Most tellingly to one familiar with Justice Scalia’s writings, however, is that the comment came in response to a question about a “parade of horribles.” A couple decades ago, Justice Scalia referred to the misuse of this phrase as one of the “canards of contemporary legal analysis.” See Antonin Scalia, Assorted Canards of Contemporary Legal Analysis, 40 Case Western L. Rev.581, 590-93 (1989-90). The reasons that he gave then illuminate the comments he made today about the jurisdictionality of the AIA:
The reason I say that the “parade of horribles” put-down appeals to the Emersonian school of jurisprudence is this: Just as one cannot conceive of a parade unless one believes in organization, so also one cannot take seriously a jurisprudential parade of horribles unless one believes in the demands of logic and consistency as the determinants of future judicial decisions. The judge without that belief – the judge who does not operate on the assumption that he must decide the case before him on the basis of a general principle that he is willing to apply consistently in future ‘cases – can simply dismiss the predictions of future mischief by quoting Justice Holmes’s reply to Chief Justice Marshall’s venerable dictum that “the power to tax [is] the power to destroy.” “The power to tax is not the power to destroy,” Holmes said, “while this Court sits.” The notion that predicted evils cannot occur “while this -’Court sits” is comforting, of course, but hardly a response to how they can be avoided without repudiating the legal principle adopted in the case at hand. I would have thought it a better response to Marshall’s dictum that the power to tax the activities of the federal government cannot constitute the power to destroy the federal government so long as the tax is generally applicable and nondiscriminatory – because it is implausible that the state would destroy its own citizens as well. Instead, however, Holmes simply said “not … while this Court sits,” and excused Marshall’s ignorance with the observation that “[i]n those days it was not recognized as it is today that most of the distinctions of the law are distinctions of degree.” (Here Holmes flatters himself and his legal realist disciples. Perhaps it was not as generally recognized, but I am sure Marshall was quite aware of it.) “The question of interference with Government,” Holmes concluded, “is one of reasonableness and degree and it seems to me that the interference in this case is too remote.”
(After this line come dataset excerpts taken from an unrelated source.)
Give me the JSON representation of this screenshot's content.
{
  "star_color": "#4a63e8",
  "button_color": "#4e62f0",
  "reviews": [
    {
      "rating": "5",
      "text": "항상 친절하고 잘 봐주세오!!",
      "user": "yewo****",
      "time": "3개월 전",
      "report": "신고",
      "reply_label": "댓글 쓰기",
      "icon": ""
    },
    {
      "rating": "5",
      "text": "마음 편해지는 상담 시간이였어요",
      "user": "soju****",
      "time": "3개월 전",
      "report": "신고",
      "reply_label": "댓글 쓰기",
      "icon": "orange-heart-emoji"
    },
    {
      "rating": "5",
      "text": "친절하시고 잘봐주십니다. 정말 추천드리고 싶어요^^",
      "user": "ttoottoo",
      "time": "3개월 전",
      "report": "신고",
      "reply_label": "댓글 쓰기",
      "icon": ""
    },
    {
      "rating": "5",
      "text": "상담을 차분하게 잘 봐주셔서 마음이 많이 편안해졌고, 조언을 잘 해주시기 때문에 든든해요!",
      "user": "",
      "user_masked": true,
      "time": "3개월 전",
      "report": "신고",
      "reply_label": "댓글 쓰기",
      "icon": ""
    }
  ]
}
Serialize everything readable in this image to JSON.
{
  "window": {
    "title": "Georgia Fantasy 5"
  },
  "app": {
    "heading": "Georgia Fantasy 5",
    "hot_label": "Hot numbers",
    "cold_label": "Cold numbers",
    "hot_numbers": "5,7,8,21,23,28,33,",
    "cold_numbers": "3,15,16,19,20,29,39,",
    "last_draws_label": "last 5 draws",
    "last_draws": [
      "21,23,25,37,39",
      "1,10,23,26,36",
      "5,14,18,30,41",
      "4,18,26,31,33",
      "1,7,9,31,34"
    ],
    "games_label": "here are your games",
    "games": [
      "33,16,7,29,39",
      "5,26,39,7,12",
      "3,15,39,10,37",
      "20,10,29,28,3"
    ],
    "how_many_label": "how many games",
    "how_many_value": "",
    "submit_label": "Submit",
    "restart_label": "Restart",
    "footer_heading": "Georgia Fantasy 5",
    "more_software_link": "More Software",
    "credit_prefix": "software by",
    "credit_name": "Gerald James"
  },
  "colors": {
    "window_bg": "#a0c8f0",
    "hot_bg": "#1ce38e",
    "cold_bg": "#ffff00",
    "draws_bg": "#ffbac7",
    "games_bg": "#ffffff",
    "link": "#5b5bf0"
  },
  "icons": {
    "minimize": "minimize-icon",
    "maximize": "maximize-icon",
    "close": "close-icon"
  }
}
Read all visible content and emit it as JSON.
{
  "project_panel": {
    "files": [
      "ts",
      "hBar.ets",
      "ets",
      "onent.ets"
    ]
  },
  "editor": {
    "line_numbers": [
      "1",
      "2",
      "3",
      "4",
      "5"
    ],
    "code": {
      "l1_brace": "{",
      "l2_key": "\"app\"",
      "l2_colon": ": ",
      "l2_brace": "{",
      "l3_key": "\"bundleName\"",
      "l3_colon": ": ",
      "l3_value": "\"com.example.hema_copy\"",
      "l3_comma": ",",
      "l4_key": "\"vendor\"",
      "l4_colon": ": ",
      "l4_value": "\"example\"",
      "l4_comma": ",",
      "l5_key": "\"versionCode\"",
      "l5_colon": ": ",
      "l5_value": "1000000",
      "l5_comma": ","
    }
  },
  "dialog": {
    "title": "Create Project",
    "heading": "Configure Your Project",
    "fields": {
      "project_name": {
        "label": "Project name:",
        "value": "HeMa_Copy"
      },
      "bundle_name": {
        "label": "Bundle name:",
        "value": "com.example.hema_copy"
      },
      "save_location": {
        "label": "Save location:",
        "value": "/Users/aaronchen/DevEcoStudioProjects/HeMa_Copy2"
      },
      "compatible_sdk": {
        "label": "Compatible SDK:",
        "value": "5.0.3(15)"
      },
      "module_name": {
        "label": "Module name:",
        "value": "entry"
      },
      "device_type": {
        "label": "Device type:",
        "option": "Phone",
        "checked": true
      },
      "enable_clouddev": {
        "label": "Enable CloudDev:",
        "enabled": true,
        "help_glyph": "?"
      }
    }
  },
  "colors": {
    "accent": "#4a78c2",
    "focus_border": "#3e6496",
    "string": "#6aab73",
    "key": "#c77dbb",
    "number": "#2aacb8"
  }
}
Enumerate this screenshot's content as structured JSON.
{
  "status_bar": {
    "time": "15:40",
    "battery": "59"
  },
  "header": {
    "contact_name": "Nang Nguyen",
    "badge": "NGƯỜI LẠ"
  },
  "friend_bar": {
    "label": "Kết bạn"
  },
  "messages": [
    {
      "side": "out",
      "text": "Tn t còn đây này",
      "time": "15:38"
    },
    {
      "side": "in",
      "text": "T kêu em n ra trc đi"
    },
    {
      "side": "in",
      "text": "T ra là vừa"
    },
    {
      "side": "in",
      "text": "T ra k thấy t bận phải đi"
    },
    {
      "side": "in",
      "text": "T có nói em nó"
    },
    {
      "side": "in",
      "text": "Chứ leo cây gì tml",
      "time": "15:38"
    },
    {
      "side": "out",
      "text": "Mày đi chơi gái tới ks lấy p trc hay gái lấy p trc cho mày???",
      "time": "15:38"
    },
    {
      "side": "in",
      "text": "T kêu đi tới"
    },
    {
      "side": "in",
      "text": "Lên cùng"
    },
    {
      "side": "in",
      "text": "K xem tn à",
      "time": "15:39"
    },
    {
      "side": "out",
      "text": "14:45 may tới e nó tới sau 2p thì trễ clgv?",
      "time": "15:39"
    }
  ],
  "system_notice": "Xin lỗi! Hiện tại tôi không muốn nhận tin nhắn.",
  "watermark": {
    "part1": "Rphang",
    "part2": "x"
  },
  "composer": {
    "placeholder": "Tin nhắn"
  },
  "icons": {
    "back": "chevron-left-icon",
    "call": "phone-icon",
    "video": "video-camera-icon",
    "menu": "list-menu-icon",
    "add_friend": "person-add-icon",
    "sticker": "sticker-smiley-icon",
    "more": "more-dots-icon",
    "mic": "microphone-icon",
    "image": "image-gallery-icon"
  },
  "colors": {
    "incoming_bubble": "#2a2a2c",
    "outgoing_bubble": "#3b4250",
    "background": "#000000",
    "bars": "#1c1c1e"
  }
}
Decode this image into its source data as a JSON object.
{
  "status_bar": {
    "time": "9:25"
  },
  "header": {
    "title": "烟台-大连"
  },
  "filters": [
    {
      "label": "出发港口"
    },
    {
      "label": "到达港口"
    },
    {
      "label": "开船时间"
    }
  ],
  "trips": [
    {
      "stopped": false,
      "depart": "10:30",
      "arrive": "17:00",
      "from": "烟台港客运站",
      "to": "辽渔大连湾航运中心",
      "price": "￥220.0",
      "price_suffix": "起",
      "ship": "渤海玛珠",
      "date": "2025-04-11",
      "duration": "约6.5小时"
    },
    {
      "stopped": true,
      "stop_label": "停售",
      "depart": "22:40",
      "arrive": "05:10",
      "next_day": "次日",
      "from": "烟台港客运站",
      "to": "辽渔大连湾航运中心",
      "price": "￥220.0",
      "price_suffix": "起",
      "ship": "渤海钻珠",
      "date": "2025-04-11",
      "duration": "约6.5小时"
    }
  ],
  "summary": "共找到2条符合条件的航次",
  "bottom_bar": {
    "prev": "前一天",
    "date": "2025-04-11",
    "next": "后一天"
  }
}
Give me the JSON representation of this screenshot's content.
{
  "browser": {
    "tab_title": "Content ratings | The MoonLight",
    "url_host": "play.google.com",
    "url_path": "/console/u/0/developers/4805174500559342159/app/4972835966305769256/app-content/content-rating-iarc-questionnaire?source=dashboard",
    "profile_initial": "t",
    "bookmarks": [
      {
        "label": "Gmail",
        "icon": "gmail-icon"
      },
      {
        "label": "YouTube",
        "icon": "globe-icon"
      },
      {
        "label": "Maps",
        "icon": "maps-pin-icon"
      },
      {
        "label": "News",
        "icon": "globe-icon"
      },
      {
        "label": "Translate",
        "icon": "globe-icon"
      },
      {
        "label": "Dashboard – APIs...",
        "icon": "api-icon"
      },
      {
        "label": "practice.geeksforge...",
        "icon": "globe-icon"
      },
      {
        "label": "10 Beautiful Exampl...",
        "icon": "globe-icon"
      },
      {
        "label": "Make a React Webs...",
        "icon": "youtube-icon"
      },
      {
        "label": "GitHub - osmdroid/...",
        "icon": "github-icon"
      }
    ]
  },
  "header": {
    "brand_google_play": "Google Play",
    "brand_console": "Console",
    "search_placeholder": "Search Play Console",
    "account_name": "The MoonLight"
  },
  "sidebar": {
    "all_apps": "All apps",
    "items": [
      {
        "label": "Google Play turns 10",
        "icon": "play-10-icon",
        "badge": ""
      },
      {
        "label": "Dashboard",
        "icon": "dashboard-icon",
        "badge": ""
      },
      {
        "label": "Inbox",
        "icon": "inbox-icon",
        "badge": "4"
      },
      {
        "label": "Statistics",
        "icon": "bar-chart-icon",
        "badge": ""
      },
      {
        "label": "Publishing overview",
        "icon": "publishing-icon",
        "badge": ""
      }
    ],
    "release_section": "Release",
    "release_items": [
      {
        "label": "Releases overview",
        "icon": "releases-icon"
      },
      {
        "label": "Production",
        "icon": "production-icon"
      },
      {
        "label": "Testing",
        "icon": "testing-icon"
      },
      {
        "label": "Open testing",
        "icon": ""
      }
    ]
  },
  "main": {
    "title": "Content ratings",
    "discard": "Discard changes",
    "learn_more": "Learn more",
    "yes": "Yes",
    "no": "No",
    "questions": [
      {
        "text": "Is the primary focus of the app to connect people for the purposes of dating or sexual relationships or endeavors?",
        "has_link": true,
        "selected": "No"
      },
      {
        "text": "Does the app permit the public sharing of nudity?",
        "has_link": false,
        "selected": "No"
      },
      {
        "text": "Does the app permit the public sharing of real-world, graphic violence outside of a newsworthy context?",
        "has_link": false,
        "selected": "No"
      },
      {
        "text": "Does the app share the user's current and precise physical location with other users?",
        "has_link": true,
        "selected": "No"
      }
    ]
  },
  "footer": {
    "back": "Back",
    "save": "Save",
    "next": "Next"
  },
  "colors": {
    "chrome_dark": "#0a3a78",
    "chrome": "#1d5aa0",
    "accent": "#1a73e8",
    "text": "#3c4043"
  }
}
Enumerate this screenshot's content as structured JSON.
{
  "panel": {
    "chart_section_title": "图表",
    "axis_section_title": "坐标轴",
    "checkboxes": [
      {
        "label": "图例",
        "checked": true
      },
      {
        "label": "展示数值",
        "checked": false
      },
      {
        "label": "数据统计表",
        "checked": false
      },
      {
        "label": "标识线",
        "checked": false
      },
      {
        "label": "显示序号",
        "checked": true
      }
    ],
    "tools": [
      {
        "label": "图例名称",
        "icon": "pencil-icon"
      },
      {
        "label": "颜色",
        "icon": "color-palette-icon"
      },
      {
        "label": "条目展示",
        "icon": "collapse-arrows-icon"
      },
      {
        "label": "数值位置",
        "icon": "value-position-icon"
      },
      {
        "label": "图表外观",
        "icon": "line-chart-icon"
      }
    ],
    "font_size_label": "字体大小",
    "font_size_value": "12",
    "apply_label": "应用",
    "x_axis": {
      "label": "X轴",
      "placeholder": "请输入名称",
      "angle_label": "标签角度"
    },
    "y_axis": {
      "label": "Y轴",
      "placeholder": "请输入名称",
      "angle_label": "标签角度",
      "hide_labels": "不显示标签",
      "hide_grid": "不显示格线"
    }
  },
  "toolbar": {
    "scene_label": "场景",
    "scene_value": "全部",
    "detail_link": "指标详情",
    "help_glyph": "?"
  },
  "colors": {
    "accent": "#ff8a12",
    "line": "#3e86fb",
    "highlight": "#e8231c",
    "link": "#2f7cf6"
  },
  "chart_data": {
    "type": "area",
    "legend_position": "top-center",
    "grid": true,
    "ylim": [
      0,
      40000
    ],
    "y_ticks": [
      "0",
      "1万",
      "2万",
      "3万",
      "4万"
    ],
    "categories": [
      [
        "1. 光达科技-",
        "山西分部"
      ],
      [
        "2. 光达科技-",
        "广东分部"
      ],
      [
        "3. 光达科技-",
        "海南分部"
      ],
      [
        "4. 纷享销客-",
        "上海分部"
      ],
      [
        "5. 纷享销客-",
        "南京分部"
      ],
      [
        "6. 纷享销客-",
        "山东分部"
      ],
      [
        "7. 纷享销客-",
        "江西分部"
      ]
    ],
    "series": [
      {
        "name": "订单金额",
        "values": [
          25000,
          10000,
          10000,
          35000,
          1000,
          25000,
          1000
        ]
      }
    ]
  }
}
Of course if one is to adopt as the controlling legal principle “reasonableness and degree,” one need fear no parade of horribles. As soon as the result seems “unreasonable,” or goes “too far,” the remaining marchers will be sent home. But what guidance does such a principle provide for the lower courts, and what check is it against the personal preferences of future judges? “Be reasonable and do not go too far” is hardly more informative than “Do justice,” or “Do good and avoid evil.” Once one departs from such platitudes and insists upon an analytical principle that is not value laden, then, and only then, does the parade of horribles become a meaningful threat.